Pour l'annulation de l'affaire, les avocats de Habré invoquent également la prescription en soutenant qu'avant 1996, le Sénégal n'avait pas incorporé les dispositions de la convention contre la torture dans sa législation nationale. Mais, selon Reed Brody, "aucun de ces arguments ne résiste aux dispositions expresses de la Convention."

Les organisations expriment leur déception profonde de voir le réquisitoire du procureur général prendre fait et cause pour Hissène Habré dans le débat de jeudi. Elles estiment par ailleurs que la nomination de Me Madické Niang avocat de Hissène Habré par le Président Abdoulaye Wade au poste de Conseiller Spécial du Président de la République charge des questions juridiques, poste qu'il cumule avec son cabinet d'avocat, constitue un cas de conflit d'intérêt et fait spéculer sur la possible ingérence de l'exécutif dans l'affaire Hissène Habré. Et cela, sans compter les pressions exercées par de puissants lobbies qui ont dernièrement lancé une offensive médiatique d'une grande agréssivité pour l'annulation des poursuites.

"L'attitude du Procureur représente une régression de la position du gouvernement sénégalais dans l'affaire Habré," affirme Alioune Tine de la Rencontre Africaine pour la Défense des Droits de l'Homme (RADDHO, basée a Dakar). "Mais, il faut espérer que le Président Abdoulaye Wade, qui a lui-même beaucoup souffert de l'arbitraire pendant ses 26 ans de lutte pour la démocratie, ne restera pas indifférent a la soif de justice des victimes."

Par ailleurs, les organisations ont annoncé que la semaine prochaine le Juge d'Instruction Demba Kandji du Tribunal Régional hors-classe de Dakar qui mène l'instruction du dossier, entendra le témoignage d'un médecin français, qui a soigné des centaines de victimes de torture au Tchad, et celui du Président de la Commission d'Enquête Tchadienne. La Cour entendra également le témoignage de trois anciens détenus qui ont été maltraités dans les prisons de Hissène Habré.

En février, le Juge Kandji a inculpé Hissène Habré de complicité de torture et l'a placé en résidence surveillée. C'est la première fois qu'un ancien chef d'Etat africain a été inculpé par une cour étrangère pour des atrocités commises sur son territoire. Habré vit en exil au Sénégal depuis 1990, date à laquelle il a été renversé par son successeur. Aujourd'hui, alors que l'investigation continue, Hissène Habré demeure dans sa villa de la banlieue de Dakar.

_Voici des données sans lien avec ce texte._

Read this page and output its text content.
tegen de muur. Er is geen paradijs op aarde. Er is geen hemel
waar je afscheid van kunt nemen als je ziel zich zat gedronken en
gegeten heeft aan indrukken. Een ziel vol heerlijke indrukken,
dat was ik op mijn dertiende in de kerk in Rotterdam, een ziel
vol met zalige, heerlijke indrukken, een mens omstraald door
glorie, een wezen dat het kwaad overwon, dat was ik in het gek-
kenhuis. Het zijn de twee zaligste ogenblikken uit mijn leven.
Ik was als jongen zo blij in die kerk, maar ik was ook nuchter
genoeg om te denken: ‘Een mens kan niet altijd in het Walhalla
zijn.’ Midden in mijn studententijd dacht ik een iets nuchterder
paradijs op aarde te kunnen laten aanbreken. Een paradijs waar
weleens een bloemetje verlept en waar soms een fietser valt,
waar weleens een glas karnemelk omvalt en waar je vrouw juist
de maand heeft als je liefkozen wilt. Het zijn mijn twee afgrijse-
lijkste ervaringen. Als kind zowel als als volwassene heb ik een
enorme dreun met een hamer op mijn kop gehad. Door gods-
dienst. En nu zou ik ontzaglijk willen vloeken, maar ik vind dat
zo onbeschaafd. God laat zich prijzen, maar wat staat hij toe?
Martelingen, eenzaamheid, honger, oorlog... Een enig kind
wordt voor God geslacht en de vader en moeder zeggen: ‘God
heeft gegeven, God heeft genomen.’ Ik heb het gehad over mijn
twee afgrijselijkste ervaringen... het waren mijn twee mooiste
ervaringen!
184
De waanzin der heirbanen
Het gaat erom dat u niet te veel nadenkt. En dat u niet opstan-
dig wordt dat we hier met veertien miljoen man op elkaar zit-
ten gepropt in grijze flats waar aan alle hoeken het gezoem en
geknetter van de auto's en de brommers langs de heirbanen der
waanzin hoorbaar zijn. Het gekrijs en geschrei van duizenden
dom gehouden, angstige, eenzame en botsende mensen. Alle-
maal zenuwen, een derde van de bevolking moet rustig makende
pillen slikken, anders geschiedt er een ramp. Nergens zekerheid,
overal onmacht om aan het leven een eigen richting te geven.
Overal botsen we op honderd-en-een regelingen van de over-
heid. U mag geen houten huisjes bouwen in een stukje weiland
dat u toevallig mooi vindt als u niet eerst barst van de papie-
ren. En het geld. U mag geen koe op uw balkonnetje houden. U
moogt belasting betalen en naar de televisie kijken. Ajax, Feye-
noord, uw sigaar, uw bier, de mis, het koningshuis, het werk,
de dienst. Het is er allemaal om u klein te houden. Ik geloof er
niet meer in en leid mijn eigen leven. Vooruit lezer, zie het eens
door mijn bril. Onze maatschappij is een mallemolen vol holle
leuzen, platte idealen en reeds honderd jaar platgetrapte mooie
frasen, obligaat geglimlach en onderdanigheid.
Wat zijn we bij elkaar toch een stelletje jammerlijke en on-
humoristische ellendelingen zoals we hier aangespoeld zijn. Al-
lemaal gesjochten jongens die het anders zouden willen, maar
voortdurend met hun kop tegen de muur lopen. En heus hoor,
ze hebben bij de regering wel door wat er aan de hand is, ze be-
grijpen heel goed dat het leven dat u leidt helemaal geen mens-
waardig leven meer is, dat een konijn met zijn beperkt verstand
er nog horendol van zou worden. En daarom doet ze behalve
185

Le Juge Kandji a envoyé une commission rogatoire au gouvernement tchadien et devrait se rendre prochainement au
Tchad.

Habre, âgé de 57 ans, prit le pouvoir au Tchad en 1982, en renversant le gouvernement de Goukouni Wedeye. Son régime de parti unique, soutenu par les Etats-Unis et la France, fut marqué par de multiples abus et campagnes de violence dont furent victimes les ethnies Hadjaraï (en 1987) et Zaghawa (en 1989). Habré fut renversé en décembre 1990 par le Président actuel, Idriss Deby, son chef d'état-major à l'époque.

Plusieurs organisations sont associées a Human Rights Watch et à la RADDHO pour soutenir la plainte déposée contre Hissène Habré, notamment la Fédération internationale des ligues des droits de l'homme, l'Association tchadienne pour la promotion et la défense des droits de l'homme (ATPDH), la Ligue tchadienne des droits de l'homme (LTDH), l'Organisation nationale des droits de l'homme (Sénégal), Interights (basée a Londres), et l'organisation française Agir Ensemble pour les Droits de l'Homme.